Newman may now be better known as Positively Jeffrey, but he’s also a respected communications consultant and an award-winning journalist. He played a crucial role in developing the online presence of Out magazine, where he served as president and CEO of Out.com [Editor’s note: Out is owned by our parent company Here Media.]
Newman, who lives in New York City, with his partner of 12 years, says amazing things have happened to him as a result of Positively Jeffrey and being so open and public about his status.
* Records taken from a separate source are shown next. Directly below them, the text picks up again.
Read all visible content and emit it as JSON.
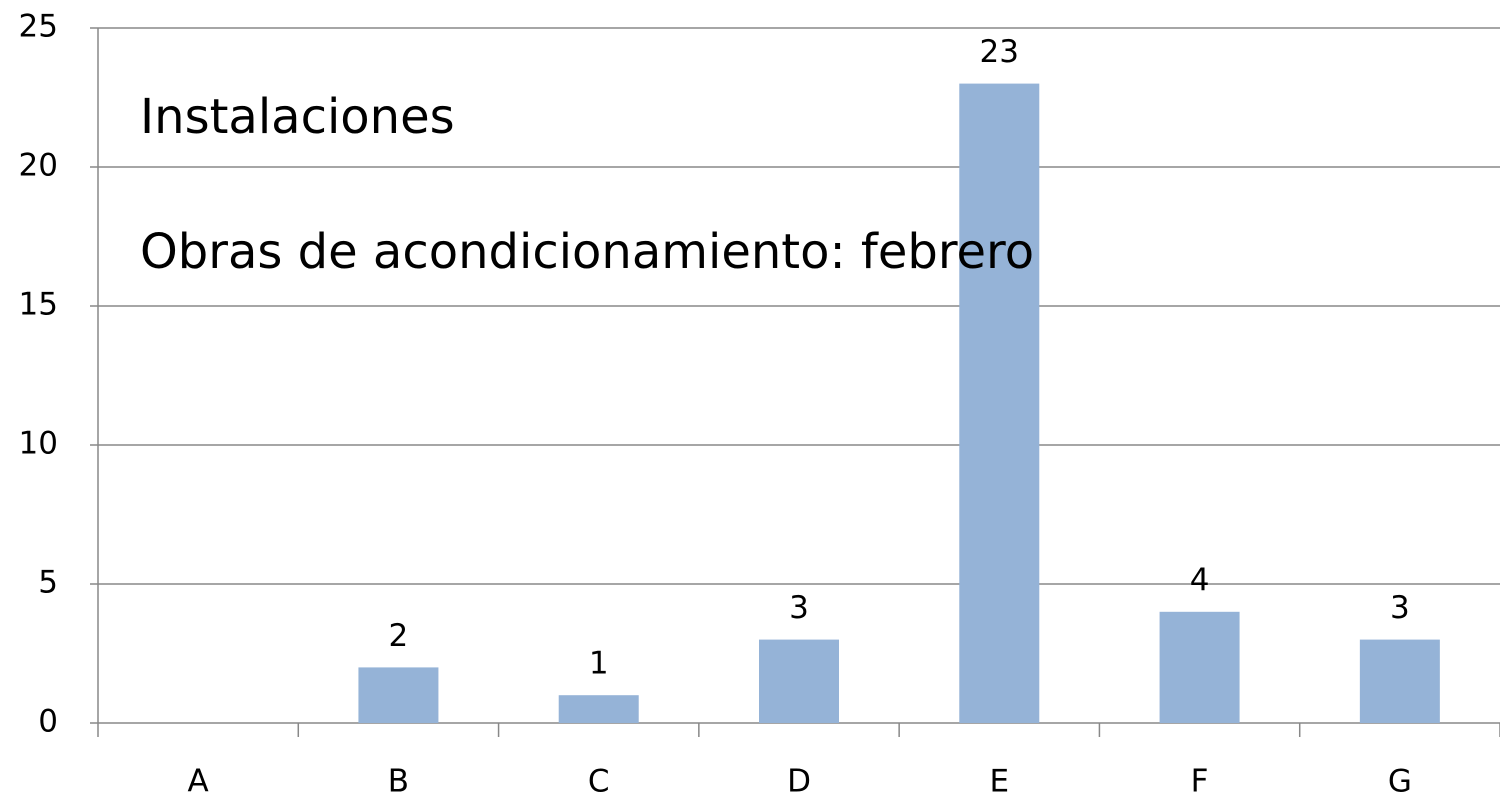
{
  "chart_data": {
    "type": "bar",
    "annotations": [
      "Instalaciones",
      "Obras de acondicionamiento: febrero"
    ],
    "categories": [
      "A",
      "B",
      "C",
      "D",
      "E",
      "F",
      "G"
    ],
    "values": [
      null,
      2,
      1,
      3,
      23,
      4,
      3
    ],
    "color": "#95b3d7",
    "ylim": [
      0,
      25
    ],
    "yticks": [
      0,
      5,
      10,
      15,
      20,
      25
    ],
    "grid": true
  }
}
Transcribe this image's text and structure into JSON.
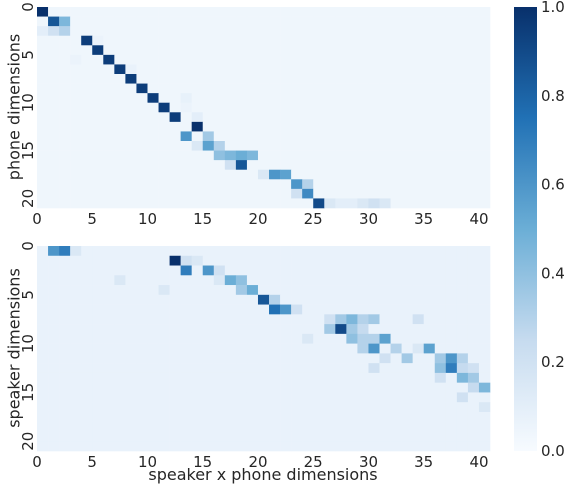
{
  "chart_data": {
    "type": "heatmap",
    "colormap": "Blues",
    "colors": {
      "low": "#f7fbff",
      "mid": "#6baed6",
      "high": "#08306b"
    },
    "shared_xlabel": "speaker x phone dimensions",
    "colorbar": {
      "range": [
        0,
        1
      ],
      "ticks": [
        0.0,
        0.2,
        0.4,
        0.6,
        0.8,
        1.0
      ],
      "tick_labels": [
        "0.0",
        "0.2",
        "0.4",
        "0.6",
        "0.8",
        "1.0"
      ]
    },
    "panels": [
      {
        "ylabel": "phone dimensions",
        "n_rows": 21,
        "n_cols": 41,
        "xticks": [
          0,
          5,
          10,
          15,
          20,
          25,
          30,
          35,
          40
        ],
        "xtick_labels": [
          "0",
          "5",
          "10",
          "15",
          "20",
          "25",
          "30",
          "35",
          "40"
        ],
        "yticks": [
          0,
          5,
          10,
          15,
          20
        ],
        "ytick_labels": [
          "0",
          "5",
          "10",
          "15",
          "20"
        ],
        "background": 0.04,
        "cells": [
          [
            0,
            0,
            1.0
          ],
          [
            1,
            1,
            0.85
          ],
          [
            1,
            2,
            0.45
          ],
          [
            2,
            1,
            0.2
          ],
          [
            2,
            2,
            0.3
          ],
          [
            2,
            0,
            0.1
          ],
          [
            3,
            4,
            0.95
          ],
          [
            4,
            5,
            0.95
          ],
          [
            5,
            6,
            0.95
          ],
          [
            6,
            7,
            0.95
          ],
          [
            7,
            8,
            0.95
          ],
          [
            8,
            9,
            0.95
          ],
          [
            9,
            10,
            0.95
          ],
          [
            10,
            11,
            0.95
          ],
          [
            11,
            12,
            0.95
          ],
          [
            12,
            14,
            1.0
          ],
          [
            13,
            13,
            0.6
          ],
          [
            13,
            15,
            0.35
          ],
          [
            14,
            15,
            0.55
          ],
          [
            14,
            16,
            0.3
          ],
          [
            14,
            14,
            0.15
          ],
          [
            15,
            16,
            0.4
          ],
          [
            15,
            17,
            0.45
          ],
          [
            15,
            18,
            0.5
          ],
          [
            15,
            19,
            0.45
          ],
          [
            16,
            18,
            0.85
          ],
          [
            16,
            17,
            0.2
          ],
          [
            17,
            21,
            0.6
          ],
          [
            17,
            22,
            0.55
          ],
          [
            17,
            20,
            0.15
          ],
          [
            18,
            23,
            0.6
          ],
          [
            18,
            24,
            0.3
          ],
          [
            19,
            24,
            0.65
          ],
          [
            19,
            23,
            0.2
          ],
          [
            20,
            25,
            0.9
          ],
          [
            20,
            26,
            0.15
          ],
          [
            20,
            27,
            0.1
          ],
          [
            20,
            28,
            0.1
          ],
          [
            20,
            29,
            0.15
          ],
          [
            20,
            30,
            0.2
          ],
          [
            20,
            31,
            0.15
          ],
          [
            3,
            5,
            0.06
          ],
          [
            5,
            3,
            0.06
          ],
          [
            6,
            8,
            0.07
          ],
          [
            9,
            13,
            0.08
          ],
          [
            10,
            13,
            0.06
          ],
          [
            11,
            14,
            0.1
          ]
        ]
      },
      {
        "ylabel": "speaker dimensions",
        "n_rows": 21,
        "n_cols": 41,
        "xticks": [
          0,
          5,
          10,
          15,
          20,
          25,
          30,
          35,
          40
        ],
        "xtick_labels": [
          "0",
          "5",
          "10",
          "15",
          "20",
          "25",
          "30",
          "35",
          "40"
        ],
        "yticks": [
          0,
          5,
          10,
          15,
          20
        ],
        "ytick_labels": [
          "0",
          "5",
          "10",
          "15",
          "20"
        ],
        "background": 0.07,
        "cells": [
          [
            0,
            1,
            0.6
          ],
          [
            0,
            2,
            0.7
          ],
          [
            0,
            3,
            0.15
          ],
          [
            1,
            12,
            1.0
          ],
          [
            1,
            13,
            0.2
          ],
          [
            1,
            14,
            0.15
          ],
          [
            2,
            13,
            0.7
          ],
          [
            2,
            15,
            0.6
          ],
          [
            2,
            16,
            0.2
          ],
          [
            3,
            17,
            0.5
          ],
          [
            3,
            18,
            0.4
          ],
          [
            3,
            16,
            0.15
          ],
          [
            4,
            18,
            0.35
          ],
          [
            4,
            19,
            0.5
          ],
          [
            5,
            20,
            0.85
          ],
          [
            5,
            21,
            0.3
          ],
          [
            6,
            21,
            0.75
          ],
          [
            6,
            22,
            0.6
          ],
          [
            6,
            23,
            0.2
          ],
          [
            7,
            26,
            0.2
          ],
          [
            7,
            27,
            0.35
          ],
          [
            7,
            28,
            0.45
          ],
          [
            7,
            29,
            0.3
          ],
          [
            7,
            30,
            0.35
          ],
          [
            8,
            26,
            0.35
          ],
          [
            8,
            27,
            0.9
          ],
          [
            8,
            28,
            0.35
          ],
          [
            8,
            29,
            0.25
          ],
          [
            9,
            28,
            0.4
          ],
          [
            9,
            29,
            0.3
          ],
          [
            9,
            30,
            0.3
          ],
          [
            9,
            31,
            0.55
          ],
          [
            10,
            29,
            0.3
          ],
          [
            10,
            30,
            0.6
          ],
          [
            10,
            32,
            0.3
          ],
          [
            10,
            34,
            0.15
          ],
          [
            10,
            35,
            0.55
          ],
          [
            11,
            31,
            0.2
          ],
          [
            11,
            33,
            0.35
          ],
          [
            11,
            36,
            0.35
          ],
          [
            11,
            37,
            0.6
          ],
          [
            11,
            38,
            0.3
          ],
          [
            12,
            36,
            0.4
          ],
          [
            12,
            37,
            0.7
          ],
          [
            12,
            38,
            0.25
          ],
          [
            12,
            39,
            0.2
          ],
          [
            13,
            36,
            0.2
          ],
          [
            13,
            38,
            0.45
          ],
          [
            13,
            39,
            0.35
          ],
          [
            14,
            39,
            0.25
          ],
          [
            14,
            40,
            0.45
          ],
          [
            7,
            34,
            0.2
          ],
          [
            15,
            38,
            0.2
          ],
          [
            16,
            40,
            0.15
          ],
          [
            3,
            7,
            0.15
          ],
          [
            4,
            11,
            0.15
          ],
          [
            9,
            24,
            0.15
          ],
          [
            12,
            30,
            0.2
          ]
        ]
      }
    ]
  }
}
“People from all over the world have been moved or inspired by how I live my life,” he explains. “I got an email at Christmas time from a kid in his early 20s, living in a small, Midwestern city, who had just tested positive, and was being shunned by his family and friends. What came from that was this beautiful friendship. And it’s not just people living with HIV, but all kinds of people — gay and straight, old and young.”
One mother wrote that she shared Newman’s story with her teenage daughter, who was inspired to turn it into a school project; another shared his journey with her 13-year-old son, who’s living with a disability.
She wanted to show him that just because you are different or are living with something that others aren’t, you can do it in a positive way and not allow it to define you. How beautiful is that?”